In the early 90s, Franklin dealt with tax troubles involving her Bloomfield Hills, Mich., mansion, which had a tax lien placed on it for $225,618 because personal taxes from 1991 went unpaid.
Other legal actions included a 2015 claim by a Township condo association which said the singer owed $11,563 in fees and maintenance assessments.
Her attorney said there are other “baseless” claims against her estate like one from a Colorado woman for $1million that got nowhere fast and at the end of November it was disallowed by the estate.
“I think she heard of the death, and it was just a stab in the dark,” Bennett said previously in an interview. “There is no merit to it.”
Another claim comes from a Detroit man who is suing for $53,818 for alleged professional services for acquiring recording contracts in 2011-13, according to reports. But the estate says it doesn’t plan to consider that claim.
Franklin’s son Edward filed a motion requesting that the estate’s expenditures and bank transactions be opened and accessible to Franklin’s heirs. Edward is asking to be heard next month in Oakland County before Judge Jennifer Callaghan.
“I guess it is a rather routine motion — but I don’t think there’s anything that can be called routine in the Aretha Franklin probate,” said Craig Smith, Edward Franklin’s attorney, who is based in St. Louis.

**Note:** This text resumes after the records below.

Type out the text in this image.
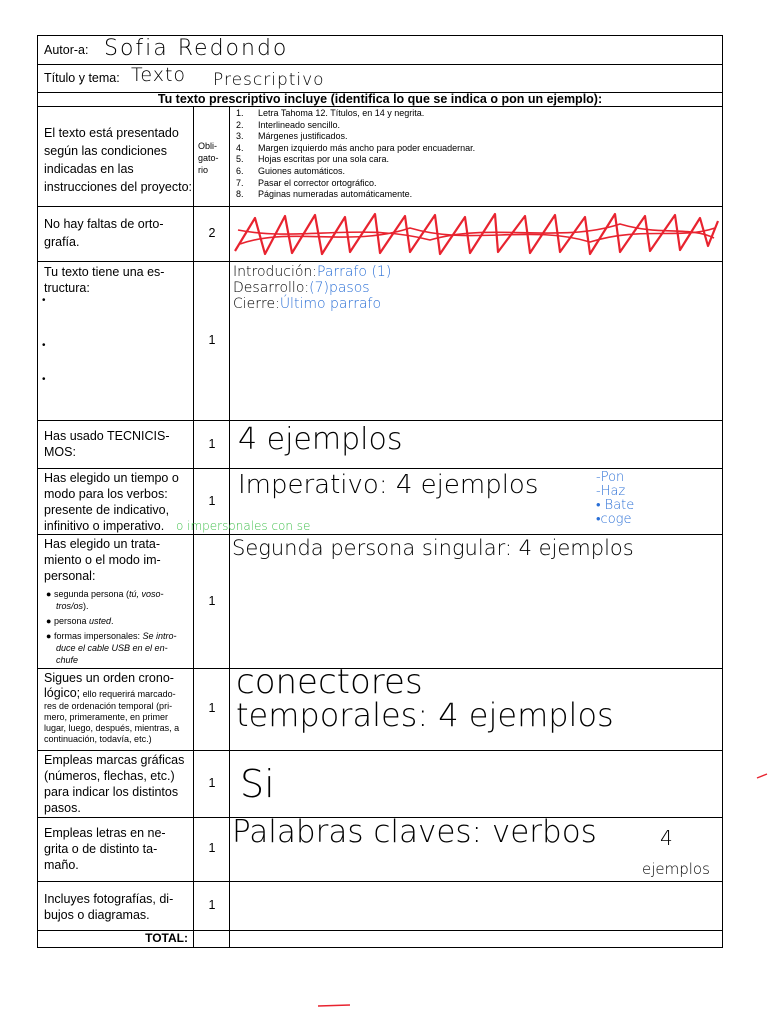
Autor-a: Sofia Redondo
Título y tema: Texto Prescriptivo
Tu texto prescriptivo incluye (identifica lo que se indica o pon un ejemplo):
El texto está presentado según las condiciones indicadas en las instrucciones del proyecto:
Obli-gato-rio
1. Letra Tahoma 12. Títulos, en 14 y negrita.
2. Interlineado sencillo.
3. Márgenes justificados.
4. Margen izquierdo más ancho para poder encuadernar.
5. Hojas escritas por una sola cara.
6. Guiones automáticos.
7. Pasar el corrector ortográfico.
8. Páginas numeradas automáticamente.
No hay faltas de orto-
grafía.
2
Tu texto tiene una es-
tructura:
•
•
•
1
Introdución:Parrafo (1)
Desarrollo:(7)pasos
Cierre:Último parrafo
Has usado TECNICIS-
MOS:
1 4 ejemplos
Has elegido un tiempo o
modo para los verbos:
presente de indicativo,
infinitivo o imperativo.
1
Imperativo: 4 ejemplos
o impersonales con se
-Pon
-Haz
• Bate
•coge
Has elegido un trata-
miento o el modo im-
personal:
● segunda persona (tú, voso-
tros/os).
● persona usted.
● formas impersonales: Se intro-
duce el cable USB en el en-
chufe
1
Segunda persona singular: 4 ejemplos
Sigues un orden crono-
lógico; ello requerirá marcado-
res de ordenación temporal (pri-
mero, primeramente, en primer
lugar, luego, después, mientras, a
continuación, todavía, etc.)
1
conectores
temporales: 4 ejemplos
Empleas marcas gráficas
(números, flechas, etc.)
para indicar los distintos
pasos.
1 Si
Empleas letras en ne-
grita o de distinto ta-
maño.
1 Palabras claves: verbos	4
ejemplos
Incluyes fotografías, di-
bujos o diagramas.
1
TOTAL:
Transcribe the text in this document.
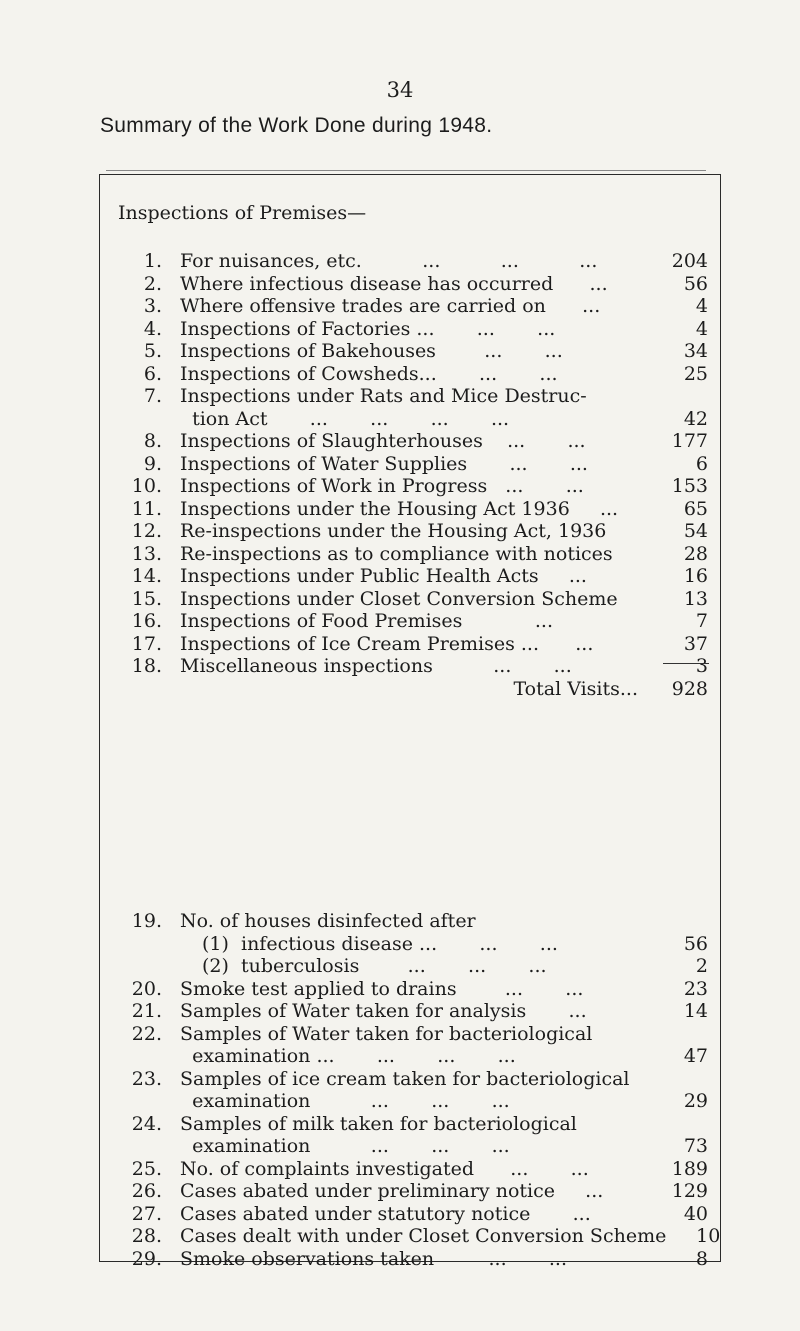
34
Summary of the Work Done during 1948.
Inspections of Premises—
1. For nuisances, etc.          ...          ...          ...	204
2. Where infectious disease has occurred      ...	56
3. Where offensive trades are carried on      ...	4
4. Inspections of Factories ...       ...       ...	4
5. Inspections of Bakehouses        ...       ...	34
6. Inspections of Cowsheds...       ...       ...	25
7. Inspections under Rats and Mice Destruc-
tion Act       ...       ...       ...       ...	42
8. Inspections of Slaughterhouses    ...       ...	177
9. Inspections of Water Supplies       ...       ...	6
10. Inspections of Work in Progress   ...       ...	153
11. Inspections under the Housing Act 1936     ...	65
12. Re-inspections under the Housing Act, 1936	54
13. Re-inspections as to compliance with notices	28
14. Inspections under Public Health Acts     ...	16
15. Inspections under Closet Conversion Scheme	13
16. Inspections of Food Premises            ...	7
17. Inspections of Ice Cream Premises ...      ...	37
18. Miscellaneous inspections          ...       ...	3
Total Visits...	928
19. No. of houses disinfected after
(1)  infectious disease ...       ...       ...	56
(2)  tuberculosis        ...       ...       ...	2
20. Smoke test applied to drains        ...       ...	23
21. Samples of Water taken for analysis       ...	14
22. Samples of Water taken for bacteriological
examination ...       ...       ...       ...	47
23. Samples of ice cream taken for bacteriological
examination          ...       ...       ...	29
24. Samples of milk taken for bacteriological
examination          ...       ...       ...	73
25. No. of complaints investigated      ...       ...	189
26. Cases abated under preliminary notice     ...	129
27. Cases abated under statutory notice       ...	40
28. Cases dealt with under Closet Conversion Scheme	10
29. Smoke observations taken         ...       ...	8
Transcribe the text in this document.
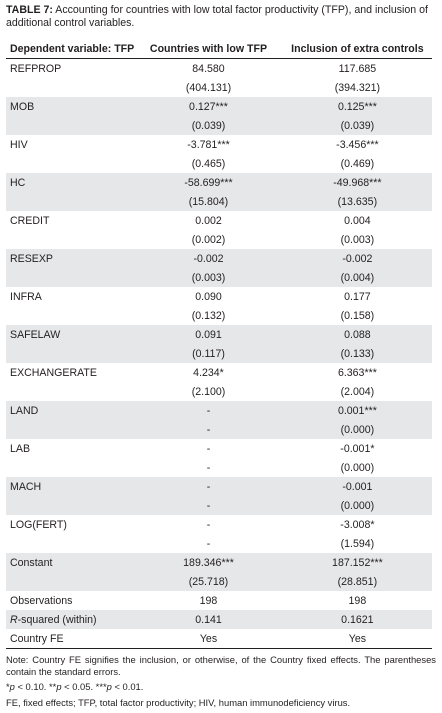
TABLE 7: Accounting for countries with low total factor productivity (TFP), and inclusion of additional control variables.
Dependent variable: TFP	Countries with low TFP	Inclusion of extra controls
REFPROP	84.580	117.685
	(404.131)	(394.321)
MOB	0.127***	0.125***
	(0.039)	(0.039)
HIV	-3.781***	-3.456***
	(0.465)	(0.469)
HC	-58.699***	-49.968***
	(15.804)	(13.635)
CREDIT	0.002	0.004
	(0.002)	(0.003)
RESEXP	-0.002	-0.002
	(0.003)	(0.004)
INFRA	0.090	0.177
	(0.132)	(0.158)
SAFELAW	0.091	0.088
	(0.117)	(0.133)
EXCHANGERATE	4.234*	6.363***
	(2.100)	(2.004)
LAND	-	0.001***
	-	(0.000)
LAB	-	-0.001*
	-	(0.000)
MACH	-	-0.001
	-	(0.000)
LOG(FERT)	-	-3.008*
	-	(1.594)
Constant	189.346***	187.152***
	(25.718)	(28.851)
Observations	198	198
R-squared (within)	0.141	0.1621
Country FE	Yes	Yes
Note: Country FE signifies the inclusion, or otherwise, of the Country fixed effects. The parentheses contain the standard errors.
*p < 0.10. **p < 0.05. ***p < 0.01.
FE, fixed effects; TFP, total factor productivity; HIV, human immunodeficiency virus.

“We feel it is best to keep everyone advised on a regular basis,” Smith said. “We aren’t asking for daily reports, but we feel it is not unreasonable to have timely reports made available. I guess it will be up to the judge to decide what is reasonable.”
“We haven’t been denied anything … but we feel it would be good to have a ruling to avoid any potential future issues. Yes, there is no will, but there is also no spouse or parents. There are her four sons — four brothers, who each represent a quarter of the estate — and who all get along. I believe we will work everything out.”